Cependant le garçon, ayant demandé si ces dames désireraient une voiture, P’tit-Jy, magnifique, répondit oui, puis, laissant un bon pourboire, se leva.
— Tiens, Fifi ! s’écria-t-elle dans le fiacre, aujourd’hui, en dépit des cartes, on ferait quelque chose. C’est quand on est comme ça, quand on s’en fiche, qu’on a la veine. Mais zut ! on ferme ! Aujourd’hui, vacances en l’honneur de Fifi !
L’été, on serait allé au Bois. Mais c’était novembre. P’tit-Jy avait pris une voiture, pour le seul plaisir de se croire riche et de mener grand train. Dans la voiture elle s’étala, elle lançait aux passants des regards de triomphe, elle trouvait qu’on n’allait pas assez vite. Sophie, à côté d’elle, n’osait pas bouger de peur de se salir. On gagna les Champs-Élysées. Au milieu des beaux équipages insolents, Cocotte allait son petit train. P’tit-Jy regardait à droite, regardait à gauche, et réfléchissait tout haut à ces types du grand monde qui dépensent mille francs par jour, et qui ne connaissent pas leur fortune. Sophie n’écoutait pas, elle ouvrait ses yeux, admirait la mêlée des voitures, était étourdie, et se rappelait que, pendant quinze jours, à son arrivée à Paris, elle n’avait pas pu dormir, un rien l’éveillait, tout ce bruit, tout ce tohu-bohu, il fallait venir ici pour s’imaginer ça !

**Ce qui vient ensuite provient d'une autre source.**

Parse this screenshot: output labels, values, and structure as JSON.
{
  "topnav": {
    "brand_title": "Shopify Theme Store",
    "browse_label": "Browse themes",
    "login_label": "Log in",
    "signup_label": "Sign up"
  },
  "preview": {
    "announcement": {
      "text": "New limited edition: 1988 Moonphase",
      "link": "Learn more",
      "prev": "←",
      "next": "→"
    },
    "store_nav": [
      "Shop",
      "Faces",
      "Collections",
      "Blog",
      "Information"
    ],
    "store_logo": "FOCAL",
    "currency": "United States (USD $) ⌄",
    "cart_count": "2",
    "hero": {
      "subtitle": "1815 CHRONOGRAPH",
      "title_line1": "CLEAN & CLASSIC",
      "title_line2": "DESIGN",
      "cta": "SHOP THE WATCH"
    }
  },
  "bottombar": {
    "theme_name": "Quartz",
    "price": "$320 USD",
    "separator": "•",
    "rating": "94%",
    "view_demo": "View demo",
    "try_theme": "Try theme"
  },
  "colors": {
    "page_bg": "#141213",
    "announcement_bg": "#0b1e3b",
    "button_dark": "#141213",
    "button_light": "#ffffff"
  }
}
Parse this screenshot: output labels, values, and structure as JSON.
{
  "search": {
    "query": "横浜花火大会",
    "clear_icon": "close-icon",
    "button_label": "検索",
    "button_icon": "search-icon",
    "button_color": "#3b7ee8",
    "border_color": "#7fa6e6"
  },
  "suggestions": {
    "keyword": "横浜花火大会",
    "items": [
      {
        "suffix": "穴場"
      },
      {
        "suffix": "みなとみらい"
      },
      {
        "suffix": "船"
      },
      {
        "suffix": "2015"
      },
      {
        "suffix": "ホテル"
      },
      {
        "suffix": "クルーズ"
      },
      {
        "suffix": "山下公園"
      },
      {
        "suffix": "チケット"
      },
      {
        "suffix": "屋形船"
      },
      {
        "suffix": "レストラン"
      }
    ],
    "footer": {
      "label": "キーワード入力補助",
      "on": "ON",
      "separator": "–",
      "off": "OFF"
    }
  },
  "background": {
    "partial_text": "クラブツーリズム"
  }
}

Mais bientôt P’tit-Jy s’ennuya… D’ailleurs il faisait beau, c’était une de ces jolies journées d’automne qui ressemblent aux tristes sourires des poitrinaires qui se voient. Tout dans le ciel et sur les choses est regret, tout sent l’adieu. On est enveloppée d’une mélancolie dorée… Elles descendirent et revinrent à pied vers la Concorde.

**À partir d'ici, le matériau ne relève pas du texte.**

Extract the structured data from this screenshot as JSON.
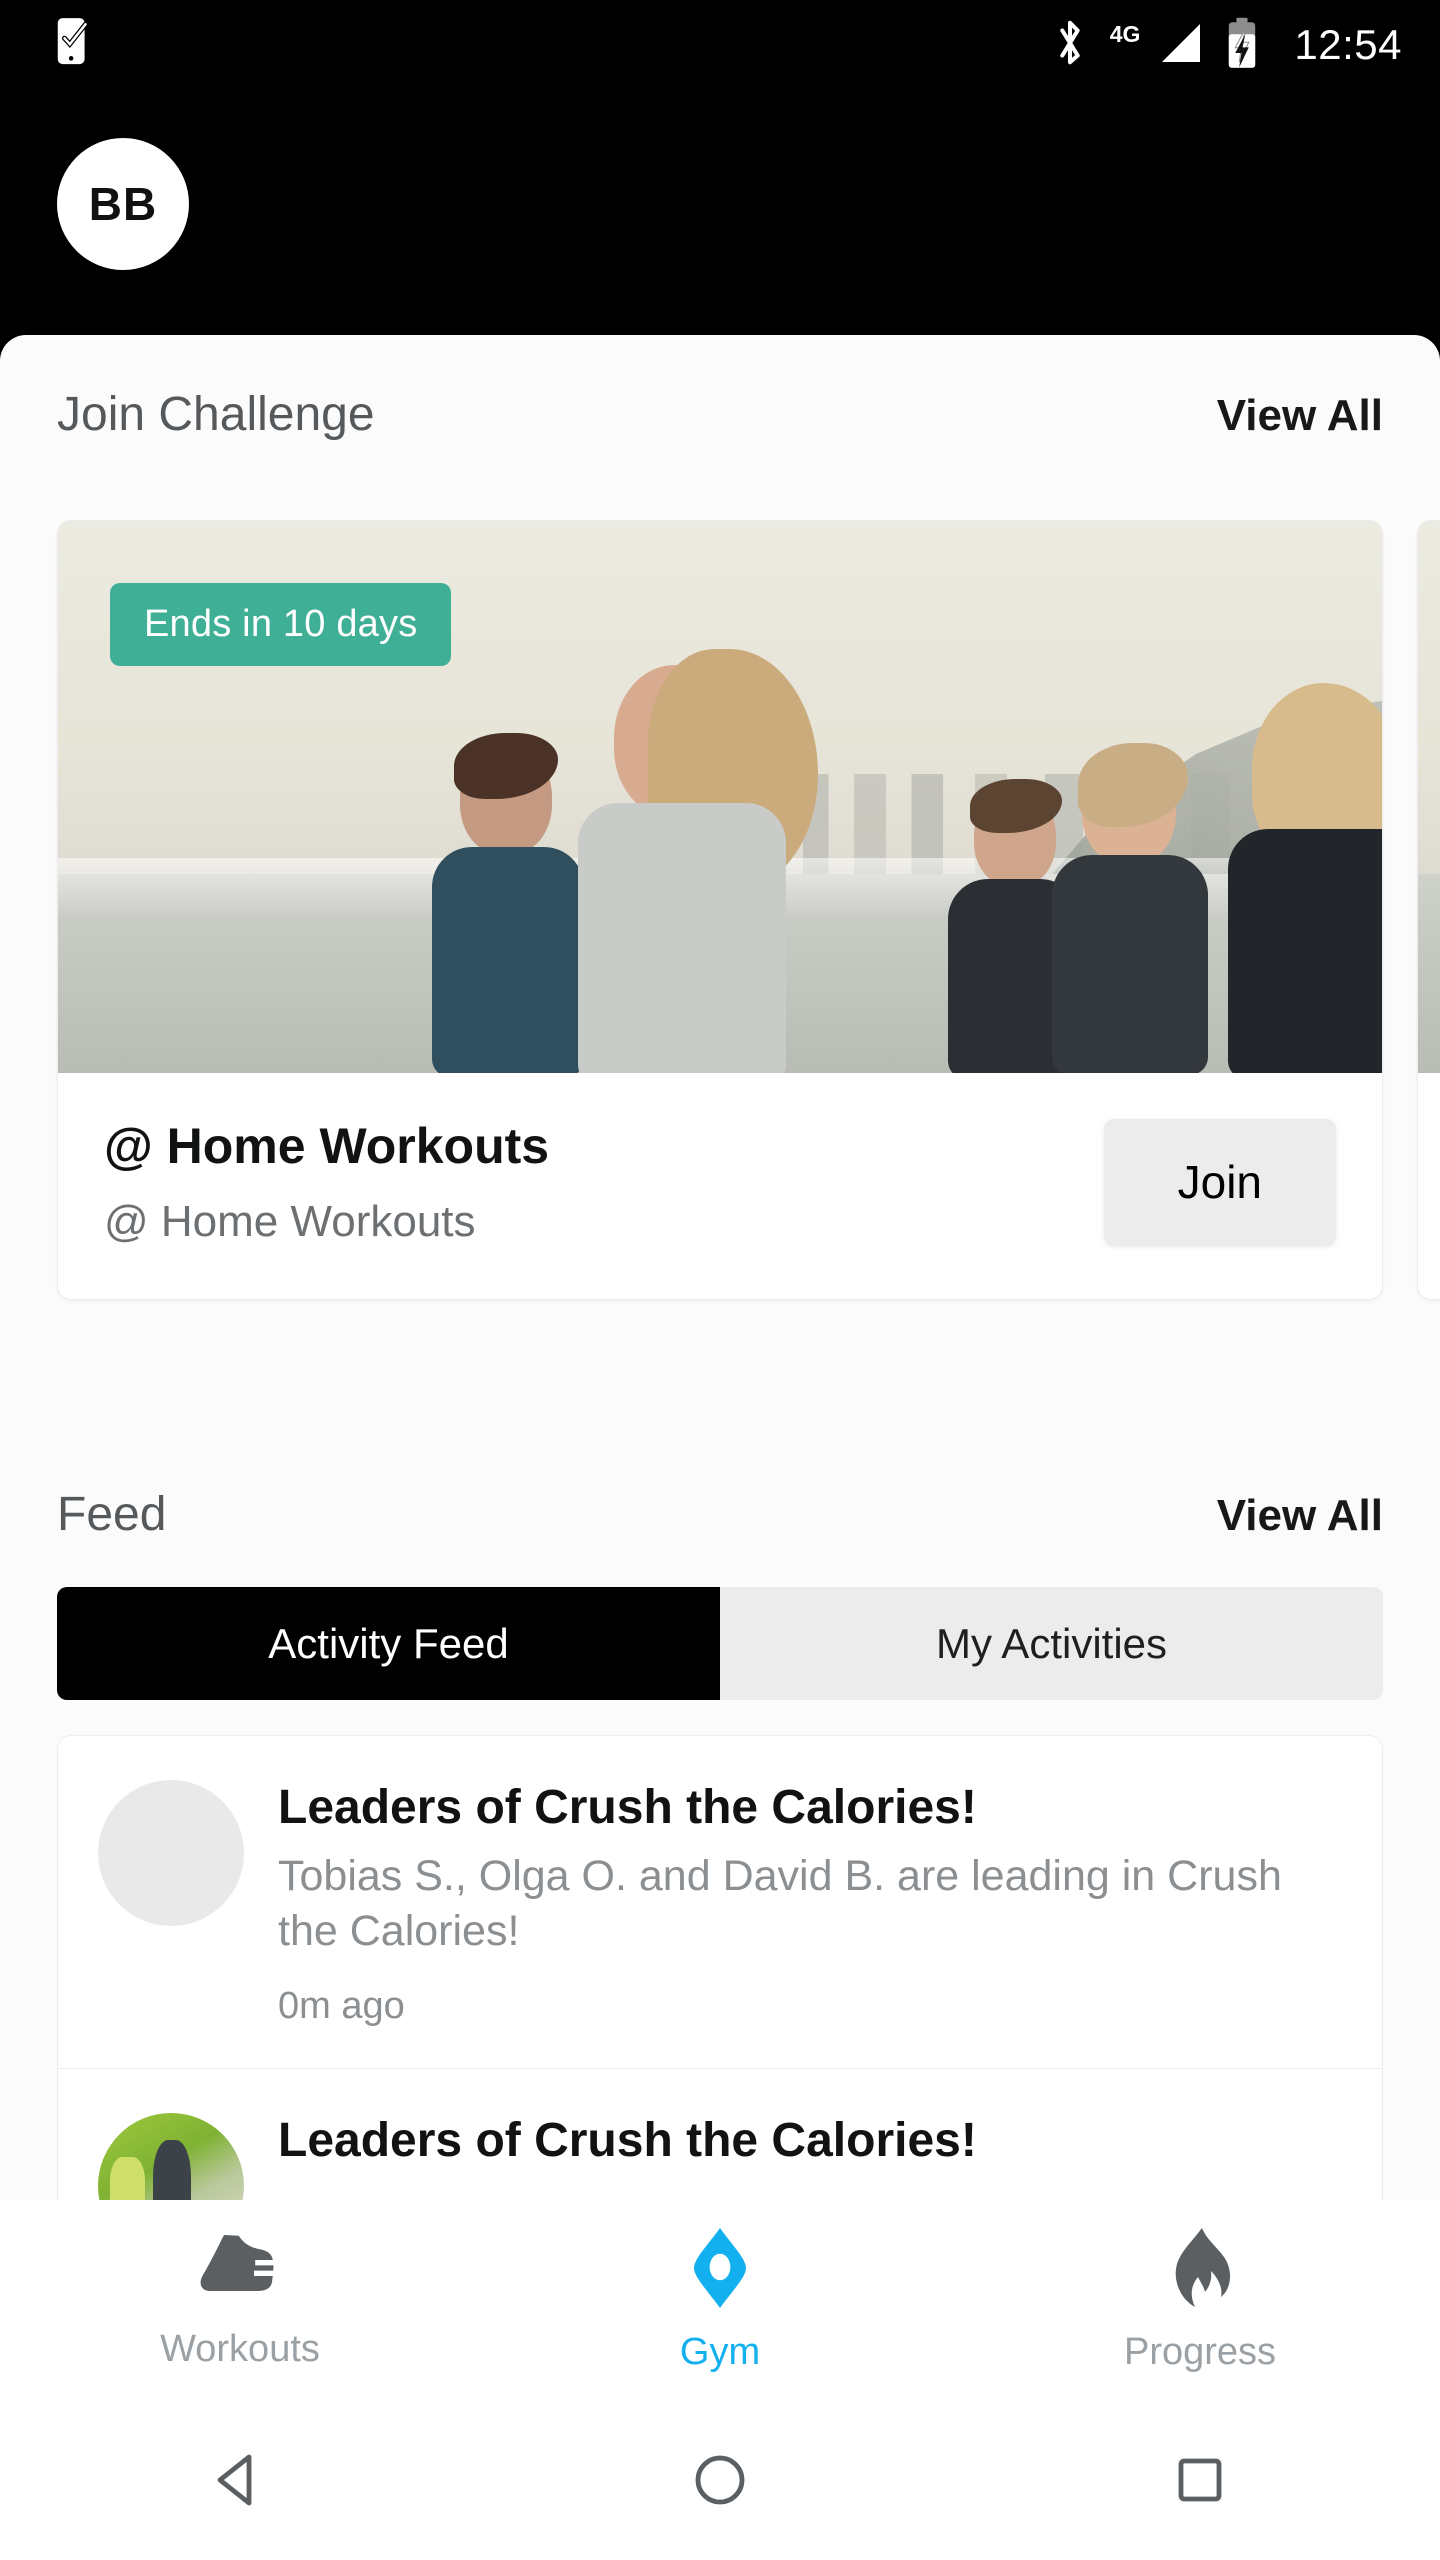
{
  "status_bar": {
    "notification_icon": "phone-check-icon",
    "bluetooth_icon": "bluetooth-icon",
    "network_type": "4G",
    "signal_icon": "signal-bars-icon",
    "battery_icon": "battery-charging-icon",
    "clock": "12:54"
  },
  "header": {
    "avatar_initials": "BB"
  },
  "challenge_section": {
    "title": "Join Challenge",
    "view_all": "View All",
    "cards": [
      {
        "badge": "Ends in 10 days",
        "title": "@ Home Workouts",
        "subtitle": "@ Home Workouts",
        "action": "Join",
        "image": "runners-on-beach-photo"
      },
      {
        "badge": "",
        "title": "",
        "subtitle": "",
        "action": "",
        "image": "beach-photo"
      }
    ]
  },
  "feed_section": {
    "title": "Feed",
    "view_all": "View All",
    "tabs": [
      {
        "label": "Activity Feed",
        "active": true
      },
      {
        "label": "My Activities",
        "active": false
      }
    ],
    "items": [
      {
        "title": "Leaders of Crush the Calories!",
        "description": "Tobias S., Olga O. and David B. are leading in Crush the Calories!",
        "time": "0m ago",
        "avatar": "placeholder-avatar"
      },
      {
        "title": "Leaders of Crush the Calories!",
        "description": "",
        "time": "",
        "avatar": "outdoor-photo-avatar"
      }
    ]
  },
  "bottom_nav": {
    "items": [
      {
        "label": "Workouts",
        "icon": "shoe-icon",
        "active": false
      },
      {
        "label": "Gym",
        "icon": "gym-pin-icon",
        "active": true
      },
      {
        "label": "Progress",
        "icon": "flame-icon",
        "active": false
      }
    ],
    "active_color": "#12b0ef",
    "inactive_color": "#9aa0a4"
  },
  "android_nav": {
    "back": "back-triangle-icon",
    "home": "home-circle-icon",
    "recents": "recents-square-icon"
  },
  "colors": {
    "accent": "#12b0ef",
    "badge_green": "#3faf96",
    "header_black": "#000000",
    "sheet_bg": "#fbfbfb"
  }
}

P’tit-Jy tout à coup montra un fiacre :
— Tu l’as vue ? Chichinette !… Depuis un mois elle ne se balade qu’en sapin !… T’as remarqué le beau garçon qui est avec elle ? Un caprice : elle a le moyen…
Et P’tit-Jy raconta que Chichinette, au mois de septembre, avait rencontré un Américain ; ils étaient partis ensemble rigoler à Londres, chez les Englishes. Après, le type voulait emmener Chichinette en République Argentine. Mais elle avait eu peur du mal de mer, et elle était restée. L’Américain lui avait laissé trois mille balles… Depuis, elle était en bombe. Un jour elle avait voulu louer une auto : le chauffeur lui avait plu, maintenant elle faisait la noce avec lui. C’était le beau brun qui était dans le fiacre.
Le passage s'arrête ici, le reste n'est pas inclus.